- Cover art
- Developer(s): TamTam
- Publisher(s): Banpresto
- Writer(s): Hajime Kanzaka
- Platform(s): PlayStation
- Release: October 22, 1998
- Genre(s): Role-playing video game
- Mode(s): Single-player

= Slayers Wonderful =

1998 video game

Slayers Wonderful (スレイヤーズわんだほ, Sureiyāzu wandaho) is a role-playing video game developed by TamTam and released by Banpresto for the PlayStation in 1998 exclusively in Japan. It features key voice actors from the Slayers anime versions and a story supervised by the Slayers author Hajime Kanzaka. The game was a big commercial success but received mixed critical reception.

==Gameplay==

Gourry, Naga and Lina in battle

Slayers Wonderful is a Japanese role-playing video game featuring of a battle system reminiscent of Final Fantasy VII (a mix of a real-time and turn-based, complete with Limit Break-style super attacks), a 2D world map, and an exploration mode for using rotatable 3D isometric-graphics for navigating locations. Illustrated dialogue scenes and several animated cutscenes drive the game's story.

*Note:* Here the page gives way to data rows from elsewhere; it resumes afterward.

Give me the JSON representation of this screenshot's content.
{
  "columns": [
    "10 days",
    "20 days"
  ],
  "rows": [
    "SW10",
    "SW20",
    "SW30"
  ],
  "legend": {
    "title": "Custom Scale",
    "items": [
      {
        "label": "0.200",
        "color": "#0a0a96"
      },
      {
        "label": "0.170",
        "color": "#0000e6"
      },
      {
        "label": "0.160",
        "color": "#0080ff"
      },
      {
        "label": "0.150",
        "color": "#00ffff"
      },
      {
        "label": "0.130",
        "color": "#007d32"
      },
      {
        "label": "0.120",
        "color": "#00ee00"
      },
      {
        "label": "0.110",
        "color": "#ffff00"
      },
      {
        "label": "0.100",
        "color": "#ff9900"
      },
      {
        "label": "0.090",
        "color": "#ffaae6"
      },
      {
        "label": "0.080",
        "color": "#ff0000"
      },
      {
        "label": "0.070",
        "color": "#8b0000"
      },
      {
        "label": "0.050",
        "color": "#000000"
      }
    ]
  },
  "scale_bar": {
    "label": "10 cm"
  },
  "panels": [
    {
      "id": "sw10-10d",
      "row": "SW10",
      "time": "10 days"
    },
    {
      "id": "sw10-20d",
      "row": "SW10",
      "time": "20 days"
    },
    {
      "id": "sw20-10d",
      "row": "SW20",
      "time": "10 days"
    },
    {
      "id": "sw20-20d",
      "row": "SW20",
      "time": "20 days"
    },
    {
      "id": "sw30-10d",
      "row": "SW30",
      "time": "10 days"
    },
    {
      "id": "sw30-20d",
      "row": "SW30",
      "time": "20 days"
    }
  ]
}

The player's party consists of up to three members, usually including the protagonists Lina Inverse and Gourry Gabriev and an additional character. All characters besides the warrior Gourry can use both physical attacks and various magic spells of several classes (depending on the character), and Naga the Serpent is also able to summon monsters (and, unlike in other media, she can use her sword). The player's choices for the characters' relationships and actions in the game influence their performance in battle and party members can combine their powers for special attacks.

==Plot==

One day, Lina Inverse and her faithful companion Gourry Gabriev discover that Lina's most powerful spells and Gourry's magical Sword of Light no longer work. They embark on a long journey to find the cause of their sudden loss of power, reuniting with old friends and ultimately getting mixed up in a conflict much bigger than they imagined, a quest to save the world.

==Release and reception==
Slayers Wonderful was ranked as the #9 most anticipated game of Tokyo Game Show '98 by Dengeki PlayStation. Despite positive foreign previews, the game was released only in Japan. It was commercially successful, reaching #2 on Famitsus all-platform bestseller chart upon its release; the magazine's own reviewers, however, gave it a mediocre score of just 22/40. Guide books for the game were published by Kadokawa Shoten's Dragon magazine department and by Media Works as a special issue of Dengeki PlayStation.